One of the few species of lizards we work with. So far we've been successful in breeding and hatching out these guys. I have some C. barbatus coming in a few weeks aswell. Enjoy the pics


----------



## billschwinn (Dec 17, 2008)

Those are awesome! Do I need a second mtg to afford those?


----------



## Morgan Freeman (Feb 26, 2009)

WOW!

Those large heads are insane. It's like a Knight Anole mixed with a Cham.


----------



## HunterB (Apr 28, 2009)

Wow, never seen these those before, those are awesome


----------



## tqn (Jan 2, 2010)

Really nice. I work with barbatus right now and would love to get into all the ssp of these guys.
TQ


----------



## Shells-N-Scales (Jan 3, 2011)

tqn said:


> Really nice.

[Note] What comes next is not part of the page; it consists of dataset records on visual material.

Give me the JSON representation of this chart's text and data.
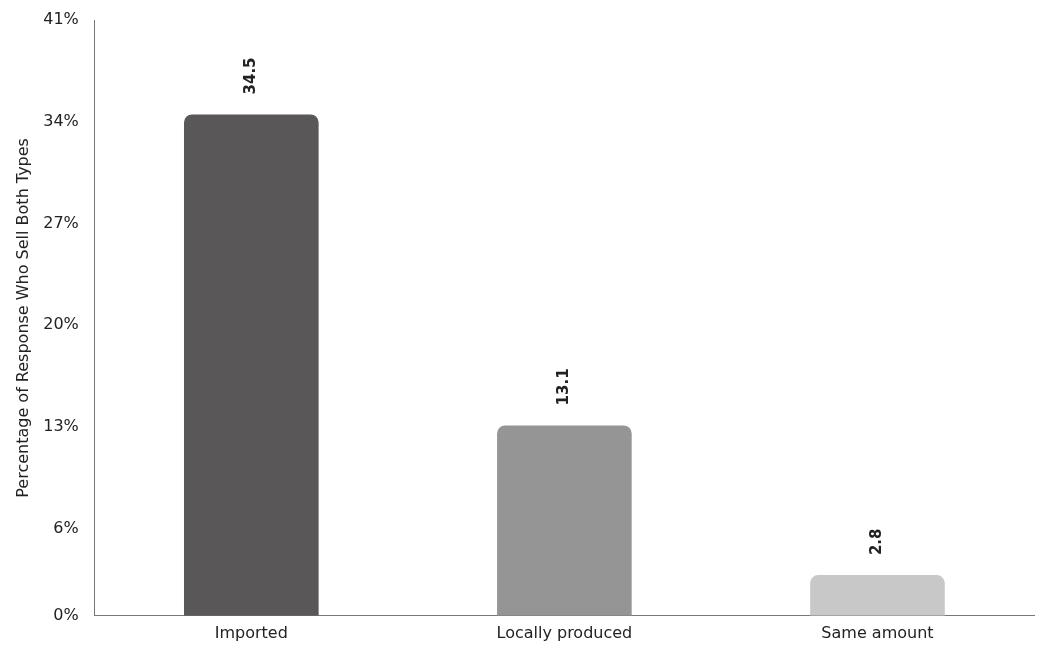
{
  "chart_data": {
    "type": "bar",
    "ylabel": "Percentage of Response Who Sell Both Types",
    "categories": [
      "Imported",
      "Locally produced",
      "Same amount"
    ],
    "values": [
      34.5,
      13.1,
      2.8
    ],
    "colors": [
      "#595757",
      "#959595",
      "#c8c8c8"
    ],
    "ylim": [
      0,
      41
    ],
    "yticks": [
      {
        "value": 0,
        "label": "0%"
      },
      {
        "value": 6,
        "label": "6%"
      },
      {
        "value": 13,
        "label": "13%"
      },
      {
        "value": 20,
        "label": "20%"
      },
      {
        "value": 27,
        "label": "27%"
      },
      {
        "value": 34,
        "label": "34%"
      },
      {
        "value": 41,
        "label": "41%"
      }
    ],
    "grid": false,
    "legend": false,
    "data_labels": true
  }
}
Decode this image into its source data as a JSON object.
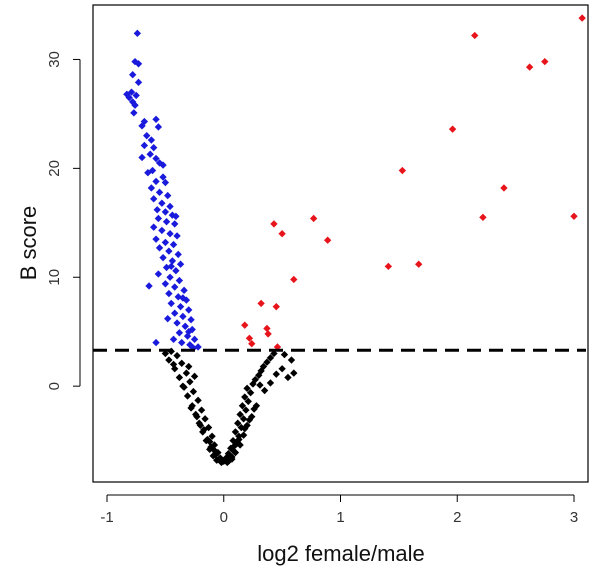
{
  "chart_data": {
    "type": "scatter",
    "title": "",
    "xlabel": "log2 female/male",
    "ylabel": "B score",
    "xlim": [
      -1.12,
      3.12
    ],
    "ylim": [
      -8.8,
      35.0
    ],
    "x_ticks": [
      -1,
      0,
      1,
      2,
      3
    ],
    "x_tick_labels": [
      "-1",
      "0",
      "1",
      "2",
      "3"
    ],
    "y_ticks": [
      0,
      10,
      20,
      30
    ],
    "y_tick_labels": [
      "0",
      "10",
      "20",
      "30"
    ],
    "grid": false,
    "legend": "none",
    "threshold": {
      "y": 3.3,
      "style": "dashed",
      "color": "#000000"
    },
    "colors": {
      "up": "#e8141b",
      "down": "#1a1adc",
      "ns": "#000000"
    },
    "series": [
      {
        "key": "down",
        "points": [
          [
            -0.74,
            32.4
          ],
          [
            -0.76,
            29.8
          ],
          [
            -0.73,
            29.6
          ],
          [
            -0.78,
            28.6
          ],
          [
            -0.73,
            27.9
          ],
          [
            -0.79,
            27.0
          ],
          [
            -0.83,
            26.8
          ],
          [
            -0.75,
            26.7
          ],
          [
            -0.81,
            26.5
          ],
          [
            -0.78,
            26.1
          ],
          [
            -0.76,
            25.8
          ],
          [
            -0.77,
            25.1
          ],
          [
            -0.68,
            24.3
          ],
          [
            -0.7,
            23.9
          ],
          [
            -0.58,
            24.5
          ],
          [
            -0.66,
            23.0
          ],
          [
            -0.56,
            23.8
          ],
          [
            -0.62,
            22.6
          ],
          [
            -0.68,
            22.1
          ],
          [
            -0.6,
            21.9
          ],
          [
            -0.63,
            21.3
          ],
          [
            -0.7,
            21.0
          ],
          [
            -0.58,
            20.9
          ],
          [
            -0.55,
            20.5
          ],
          [
            -0.61,
            19.8
          ],
          [
            -0.65,
            19.6
          ],
          [
            -0.52,
            19.2
          ],
          [
            -0.58,
            18.8
          ],
          [
            -0.5,
            18.7
          ],
          [
            -0.62,
            18.2
          ],
          [
            -0.55,
            17.8
          ],
          [
            -0.48,
            17.5
          ],
          [
            -0.6,
            17.2
          ],
          [
            -0.53,
            16.8
          ],
          [
            -0.46,
            16.5
          ],
          [
            -0.57,
            16.2
          ],
          [
            -0.5,
            16.0
          ],
          [
            -0.44,
            15.7
          ],
          [
            -0.56,
            15.4
          ],
          [
            -0.49,
            15.1
          ],
          [
            -0.42,
            14.9
          ],
          [
            -0.6,
            14.6
          ],
          [
            -0.53,
            14.3
          ],
          [
            -0.46,
            14.0
          ],
          [
            -0.4,
            13.8
          ],
          [
            -0.58,
            13.5
          ],
          [
            -0.5,
            13.2
          ],
          [
            -0.43,
            13.0
          ],
          [
            -0.55,
            12.7
          ],
          [
            -0.47,
            12.4
          ],
          [
            -0.39,
            12.1
          ],
          [
            -0.52,
            11.8
          ],
          [
            -0.44,
            11.5
          ],
          [
            -0.37,
            11.2
          ],
          [
            -0.49,
            10.9
          ],
          [
            -0.41,
            10.6
          ],
          [
            -0.56,
            10.3
          ],
          [
            -0.46,
            10.0
          ],
          [
            -0.38,
            9.7
          ],
          [
            -0.5,
            9.4
          ],
          [
            -0.42,
            9.1
          ],
          [
            -0.34,
            8.8
          ],
          [
            -0.47,
            8.5
          ],
          [
            -0.39,
            8.2
          ],
          [
            -0.32,
            7.9
          ],
          [
            -0.45,
            7.6
          ],
          [
            -0.37,
            7.3
          ],
          [
            -0.3,
            7.0
          ],
          [
            -0.42,
            6.7
          ],
          [
            -0.35,
            6.4
          ],
          [
            -0.28,
            6.1
          ],
          [
            -0.4,
            5.8
          ],
          [
            -0.33,
            5.5
          ],
          [
            -0.27,
            5.2
          ],
          [
            -0.38,
            4.9
          ],
          [
            -0.31,
            4.6
          ],
          [
            -0.25,
            4.3
          ],
          [
            -0.36,
            4.0
          ],
          [
            -0.29,
            3.8
          ],
          [
            -0.22,
            3.6
          ],
          [
            -0.58,
            4.0
          ],
          [
            -0.64,
            9.2
          ],
          [
            -0.52,
            20.3
          ],
          [
            -0.45,
            11.0
          ],
          [
            -0.41,
            15.6
          ],
          [
            -0.35,
            8.1
          ],
          [
            -0.3,
            5.0
          ],
          [
            -0.26,
            3.5
          ],
          [
            -0.48,
            6.2
          ],
          [
            -0.43,
            4.3
          ]
        ]
      },
      {
        "key": "up",
        "points": [
          [
            3.07,
            33.8
          ],
          [
            2.15,
            32.2
          ],
          [
            2.75,
            29.8
          ],
          [
            2.62,
            29.3
          ],
          [
            1.96,
            23.6
          ],
          [
            1.53,
            19.8
          ],
          [
            2.4,
            18.2
          ],
          [
            3.0,
            15.6
          ],
          [
            2.22,
            15.5
          ],
          [
            0.77,
            15.4
          ],
          [
            0.43,
            14.9
          ],
          [
            0.5,
            14.0
          ],
          [
            0.89,
            13.4
          ],
          [
            1.67,
            11.2
          ],
          [
            1.41,
            11.0
          ],
          [
            0.6,
            9.8
          ],
          [
            0.32,
            7.6
          ],
          [
            0.45,
            7.3
          ],
          [
            0.18,
            5.6
          ],
          [
            0.37,
            5.3
          ],
          [
            0.38,
            4.8
          ],
          [
            0.22,
            4.4
          ],
          [
            0.24,
            3.9
          ],
          [
            0.46,
            3.6
          ]
        ]
      },
      {
        "key": "ns",
        "points": [
          [
            -0.45,
            3.2
          ],
          [
            -0.4,
            2.8
          ],
          [
            -0.47,
            2.4
          ],
          [
            -0.36,
            2.1
          ],
          [
            -0.42,
            1.6
          ],
          [
            -0.32,
            1.2
          ],
          [
            -0.38,
            0.8
          ],
          [
            -0.29,
            0.4
          ],
          [
            -0.34,
            -0.1
          ],
          [
            -0.26,
            -0.5
          ],
          [
            -0.31,
            -0.9
          ],
          [
            -0.22,
            -1.3
          ],
          [
            -0.27,
            -1.8
          ],
          [
            -0.19,
            -2.2
          ],
          [
            -0.24,
            -2.6
          ],
          [
            -0.16,
            -3.0
          ],
          [
            -0.21,
            -3.4
          ],
          [
            -0.13,
            -3.8
          ],
          [
            -0.18,
            -4.2
          ],
          [
            -0.1,
            -4.6
          ],
          [
            -0.15,
            -5.0
          ],
          [
            -0.08,
            -5.4
          ],
          [
            -0.12,
            -5.8
          ],
          [
            -0.05,
            -6.1
          ],
          [
            -0.09,
            -6.4
          ],
          [
            -0.03,
            -6.6
          ],
          [
            -0.06,
            -6.8
          ],
          [
            0.0,
            -6.9
          ],
          [
            -0.02,
            -7.0
          ],
          [
            0.03,
            -7.0
          ],
          [
            0.05,
            -6.8
          ],
          [
            0.02,
            -6.6
          ],
          [
            0.07,
            -6.5
          ],
          [
            0.04,
            -6.2
          ],
          [
            0.09,
            -6.0
          ],
          [
            0.06,
            -5.7
          ],
          [
            0.11,
            -5.3
          ],
          [
            0.08,
            -5.0
          ],
          [
            0.13,
            -4.6
          ],
          [
            0.1,
            -4.2
          ],
          [
            0.15,
            -3.8
          ],
          [
            0.12,
            -3.4
          ],
          [
            0.17,
            -3.0
          ],
          [
            0.14,
            -2.6
          ],
          [
            0.19,
            -2.2
          ],
          [
            0.16,
            -1.8
          ],
          [
            0.21,
            -1.4
          ],
          [
            0.18,
            -1.0
          ],
          [
            0.23,
            -0.6
          ],
          [
            0.2,
            -0.2
          ],
          [
            0.25,
            0.2
          ],
          [
            0.27,
            0.6
          ],
          [
            0.3,
            1.0
          ],
          [
            0.32,
            1.4
          ],
          [
            0.34,
            1.8
          ],
          [
            0.37,
            2.2
          ],
          [
            0.4,
            2.6
          ],
          [
            0.43,
            3.0
          ],
          [
            0.5,
            1.6
          ],
          [
            0.55,
            0.8
          ],
          [
            0.6,
            1.2
          ],
          [
            0.58,
            2.4
          ],
          [
            0.52,
            2.9
          ],
          [
            -0.28,
            -2.0
          ],
          [
            -0.2,
            -3.6
          ],
          [
            -0.14,
            -4.9
          ],
          [
            -0.11,
            -5.6
          ],
          [
            -0.07,
            -6.3
          ],
          [
            -0.04,
            -6.7
          ],
          [
            0.01,
            -6.8
          ],
          [
            0.04,
            -6.9
          ],
          [
            0.07,
            -6.7
          ],
          [
            0.1,
            -6.1
          ],
          [
            0.14,
            -5.4
          ],
          [
            0.17,
            -4.5
          ],
          [
            0.2,
            -3.6
          ],
          [
            0.24,
            -2.8
          ],
          [
            0.28,
            -1.8
          ],
          [
            -0.35,
            0.0
          ],
          [
            -0.23,
            -2.8
          ],
          [
            -0.17,
            -4.0
          ],
          [
            -0.12,
            -5.1
          ],
          [
            -0.08,
            -5.9
          ],
          [
            0.09,
            -5.5
          ],
          [
            0.13,
            -4.9
          ],
          [
            0.18,
            -3.9
          ],
          [
            0.22,
            -3.1
          ],
          [
            0.26,
            -2.1
          ],
          [
            -0.3,
            1.8
          ],
          [
            -0.25,
            0.9
          ],
          [
            -0.43,
            2.0
          ],
          [
            0.35,
            -0.4
          ],
          [
            0.31,
            0.1
          ],
          [
            0.45,
            1.1
          ],
          [
            0.4,
            0.3
          ],
          [
            -0.5,
            3.0
          ]
        ]
      }
    ]
  }
}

I work with barbatus right now and would love to get into all the ssp of these guys.
> TQ


I'm glad I'm not the only one with them... 

I'm hoping to bring in with some friends some guamuhaya and chamaeleonides from Europe.


----------



## mantisdragon91 (Jun 2, 2010)

Shells-N-Scales said:


> I'm glad I'm not the only one with them...
> 
> I'm hoping to bring in with some friends some guamuhaya and chamaeleonides from Europe.


Or just wait a couple of years. Cuba is bound to open to the US within the decade.


----------



## Shells-N-Scales (Jan 3, 2011)

mantisdragon91 said:


> Or just wait a couple of years. Cuba is bound to open to the US within the decade.


I've heard that for some time now... and although I look forward to it.. I hope it does, and I hope they bring alot of the neat anolis species that call Cuba home.


----------



## tqn (Jan 2, 2010)

Nice. My pair of barbatus is from Germany. They are still young and will e a bit before they are old enough to breed. We have another pair that we are picking up in the spring that is cb in the states. How are you keeping your chameleolis


----------



## Shells-N-Scales (Jan 3, 2011)

tqn said:


> Nice. My pair of barbatus is from Germany. They are still young and will e a bit before they are old enough to breed. We have another pair that we are picking up in the spring that is cb in the states. How are you keeping your chameleolis


In europe I see them being kept in glass enclosures.. I've had success with screen cages. I do want to set them up in a planted setup but... I dont want to dig out plants and mess with the enclosure much to find eggs. 

The babies are houed individually in 19qt rubbermaid tubs for now... I hope to redo alot of my setups this year and kinda of have things organized and orderly..


----------



## Philsuma (Jul 18, 2006)

Shells-N-Scales said:


> In europe I see them being kept in glass enclosures.. I've had success with screen cages. I do want to set them up in a planted setup but... I dont want to dig out plants and mess with the enclosure much to find eggs.
> 
> The babies are houed individually in 19qt rubbermaid tubs for now... I hope to redo alot of my setups this year and kinda of have things organized and orderly..


Where are you located ? .....SoCal ?


----------



## Shells-N-Scales (Jan 3, 2011)

Philsuma said:


> Where are you located ? .....SoCal ?


 south Texas


----------